Chatib mengatakan, penyebab pertama deindustrialisasi dini terjadi ialah karena Indonesia sempat terjangkit penyakit dutch disease ringan. Penyakit Belanda ini terjadi ketika sebuah negara melakukan eksploitasi besar-besaran sumber daya alamnya secara mentahan.

"Itu di dalam tahun 2000 sampai dengan 2011 kita itu mengalami yang namanya mild dutch disease, mild dutch disease kenapa, karena ada commodity boom," tegasnya.

Saat kondisi itu, nilai tukar rupiah mengalami penguatan atau apresiasi hebat, sesuai dengan ciri-ciri dutch disease saat melanda suatu negara.

Akibatnya, Chatib mengatakan, kinerja ekspor industri manufaktur otomatis loyo karena tipe industri ini bukan sebagai pembuat harga atau price maker, sebagaimana industri ekstraktif. Industri manufaktur kata Chatib biasanya hanya bisa berperan sebagai price taker.

Apalagi, biaya ekonomi di Indonesia terbilang sangat tinggi, atau biasa disebut sebagai high cost economy.
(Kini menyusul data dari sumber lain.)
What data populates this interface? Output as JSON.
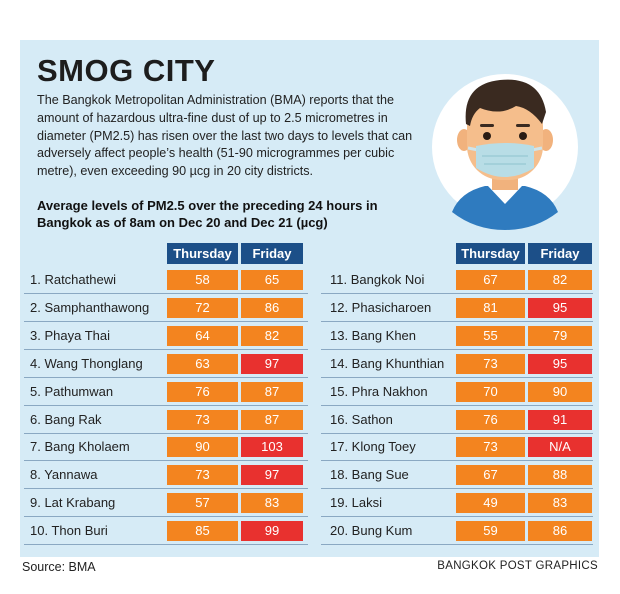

Maka, ketika harus bersaing di pasar terbuka yang sangat kompetitif, perusahaan harus mereduksi seminimal mungkin margin keuntungannya supaya barang produksinya bisa diserap pasar.

"Tetapi di dalam natural resources industry, anda punya monopoly power, kayak nikel. Kalau ada high cost economy, anda bisa pass on kepada produsen akibatnya profit marginnya anda bisa maintain relatif tinggi," ucap Chatib.

"Sedangkan di manufacturing kecil, maka akan ada shift investment. Jadi premature deindustrializationnya," tegasnya.

Meski demikian, Menteri Perindustrian (Menperin) Agus Gumiwang Kartasasmita membantah bahwa Indonesia tidak sedang mengalami deindustrialisasi.

Ia mengacu pada sejumlah lembaga, baik dalam maupun luar negeri, yang menyebut industri manufaktur masih jadi prime mover atau penggerak utama pertumbuhan ekonomi nasional.

Berdasarkan data World Bank dan United Nations Statistics, Agus mengatakan, nilai Manufacturing Value Added (MVA) Indonesia pada 2023 menembus angka US$255,96 miliar. Capaian itu disebut sebagai yang tertinggi pernah diraih Indonesia.

"Dari dua faktor saja, yakni Manufacturing Value Added (MVA) dan share terhadap PDB, belum berbicara mengenai kinerja capaian investasi dan ekspor, serta penyerapan tenaga kerja manufaktur, itu dengan sangat mudah bisa dipatahkan bahwa Indonesia tidak dalam fase deindustrialisasi," katanya dalam keterangan resmi, Rabu (7/5/2025).

Nilai Manufacturing Value Added (MVA) tersebut menempatkan Indonesia dalam 12 besar negara manufaktur dunia, serta yang terbesar kelima di Asia. Indonesia ada di bawah China, Jepang, India, dan Korea Selatan.

"Di ASEAN, nilai MVA Indonesia tentunya menjadi yang tertinggi, jauh melampaui nilai MVA negara-negara ASEAN, termasuk Thailand dan Vietnam. Rata-rata MVA dunia adalah US$78,73 miliar, sementara Indonesia mencatatkan rerata historis sebesar US$102,85 miliar. Pencapaian ini mencerminkan struktur industri manufaktur nasional yang kuat dari hulu ke hilir," ujarnya.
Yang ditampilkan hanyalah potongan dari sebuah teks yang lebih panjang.